View Full Version : Sub-Prime FBI
Hawkeye
January 29th, 2008, 04:10 PM
The FBI & SEC just announced they are investigating 1,200 separate cases of suspected insider trading centered around sub-prime mortgage fraud, say people @ Bloomberg. I just love it when Bloomberg reports "people say". What bullshits!. Who? Which damn people?
Duh? You Reckon?
If you think its bad now, go ahead and allow even more email and wireless comm eavesdropping in the name of national security. If your neighbor is a govt worker piloting his own huge yacht, he just may be a FBI Agent with an offshore trading account. LOL
pooker
January 30th, 2008, 04:52 AM
That flew over my head, whats insider trading? :)
IGID
January 30th, 2008, 08:09 AM
That flew over my head, whats insider trading? :)Donnelles stock is at $1.00 a share, but I have it on good authority it's fixing to be bought out at $100.00 per share. Buy now. There ya go.
Hawkeye
January 30th, 2008, 09:06 AM
Donnelles stock is at $1.00 a share, but I have it on good authority it's fixing to be bought out at $100.00 per share. Buy now. There ya go.
Insider trading would be if you bought or sold shares, long or short, on secret company info (before being made public to all) obtained from employees or eavesdropping, and used that info to gain an unfair advantage over the public. This applies only to publicly traded companies but happens every single day. There ain't enough jail cells to hold all the white collar crooks on and around Wall Street.
pooker
January 30th, 2008, 09:22 AM
Dang thats scandalous. You think it would be easy to spot huh, I mean on government wages or whatever living in a half million dollar houses
bpitt
January 30th, 2008, 09:24 AM
They should be hanged, that's all I'm saying.
Hawkeye
January 30th, 2008, 09:41 AM
Dang thats scandalous. You think it would be easy to spot huh, I mean on government wages or whatever living in a half million dollar houses
I was joking about the Feds taking advantage with their eves-dropping but it sure puts some of them in the catbird seat.
"Hey Uncle Vinny, I know you live in Italy, but have your broker pick up a 1000 shares of Boeing, fast." A week later Boeing announces they just bought out Air Bus and invented the anti-gravity propulsion engine that runs on water.

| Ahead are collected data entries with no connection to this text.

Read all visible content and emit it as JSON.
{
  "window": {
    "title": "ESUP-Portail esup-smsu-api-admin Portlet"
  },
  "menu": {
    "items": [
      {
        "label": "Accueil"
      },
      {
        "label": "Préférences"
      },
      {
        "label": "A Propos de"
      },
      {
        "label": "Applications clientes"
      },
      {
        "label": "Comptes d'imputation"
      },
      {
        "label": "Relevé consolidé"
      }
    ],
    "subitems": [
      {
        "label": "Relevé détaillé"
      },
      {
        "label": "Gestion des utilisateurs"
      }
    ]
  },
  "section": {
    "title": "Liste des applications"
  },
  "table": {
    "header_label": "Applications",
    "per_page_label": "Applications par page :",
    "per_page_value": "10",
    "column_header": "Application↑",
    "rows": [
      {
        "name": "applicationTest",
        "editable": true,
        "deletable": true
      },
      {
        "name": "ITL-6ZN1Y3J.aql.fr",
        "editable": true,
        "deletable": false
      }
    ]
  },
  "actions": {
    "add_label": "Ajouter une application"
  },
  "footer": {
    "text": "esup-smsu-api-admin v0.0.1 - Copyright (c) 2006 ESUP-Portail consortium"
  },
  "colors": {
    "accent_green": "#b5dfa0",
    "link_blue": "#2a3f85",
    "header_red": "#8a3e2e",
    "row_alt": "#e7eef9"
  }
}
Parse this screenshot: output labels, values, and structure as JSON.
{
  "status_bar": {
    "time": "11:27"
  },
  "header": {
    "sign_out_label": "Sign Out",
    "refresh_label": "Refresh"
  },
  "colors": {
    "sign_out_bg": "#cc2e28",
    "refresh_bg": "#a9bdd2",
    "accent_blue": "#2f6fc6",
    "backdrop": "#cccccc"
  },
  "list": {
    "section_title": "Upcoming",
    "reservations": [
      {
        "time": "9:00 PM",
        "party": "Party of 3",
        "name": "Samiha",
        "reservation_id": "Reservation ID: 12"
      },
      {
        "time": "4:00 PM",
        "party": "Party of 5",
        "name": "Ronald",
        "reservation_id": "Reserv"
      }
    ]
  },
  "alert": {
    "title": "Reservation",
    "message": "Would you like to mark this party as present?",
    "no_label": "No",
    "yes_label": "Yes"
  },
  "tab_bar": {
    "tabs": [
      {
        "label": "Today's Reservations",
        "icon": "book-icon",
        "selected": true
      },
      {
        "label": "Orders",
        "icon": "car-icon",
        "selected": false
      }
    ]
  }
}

Sha-Baam, the stock triples in a day and Uncle Vinny cashes in. It would be hard to catch. Most are caught when they get greedy and repeatedly play the same company's highs and lows on insider knowledge.
The smarties will have shill buyers make the transactions for a cut and both deposit gains in offshore retirement accounts in layered company names.
Just last week the French finally caught a lowly employee who was ripping off the countries largest bank with ingenious paper work. He took them for $7 Billion before they caught on. Had he not gotten greedy and settled for say half that, he'd prolly still be in business. Like in the movies, the thrill must motivate some of the better crooks more than the money. We only here about the very few who get caught.
Companies like Capital One and Master Card write off multi-millions every year lost to ID theft losses. There's some smart crooks out there who never use a gun or leave their PC, except to spend and have fun. Honest folk end up paying for all these losses one way or the other.
If you get a chance, watch the old movie, Wall Street, starring Michael Douglas. It's spot on and very educational as well as entertaining.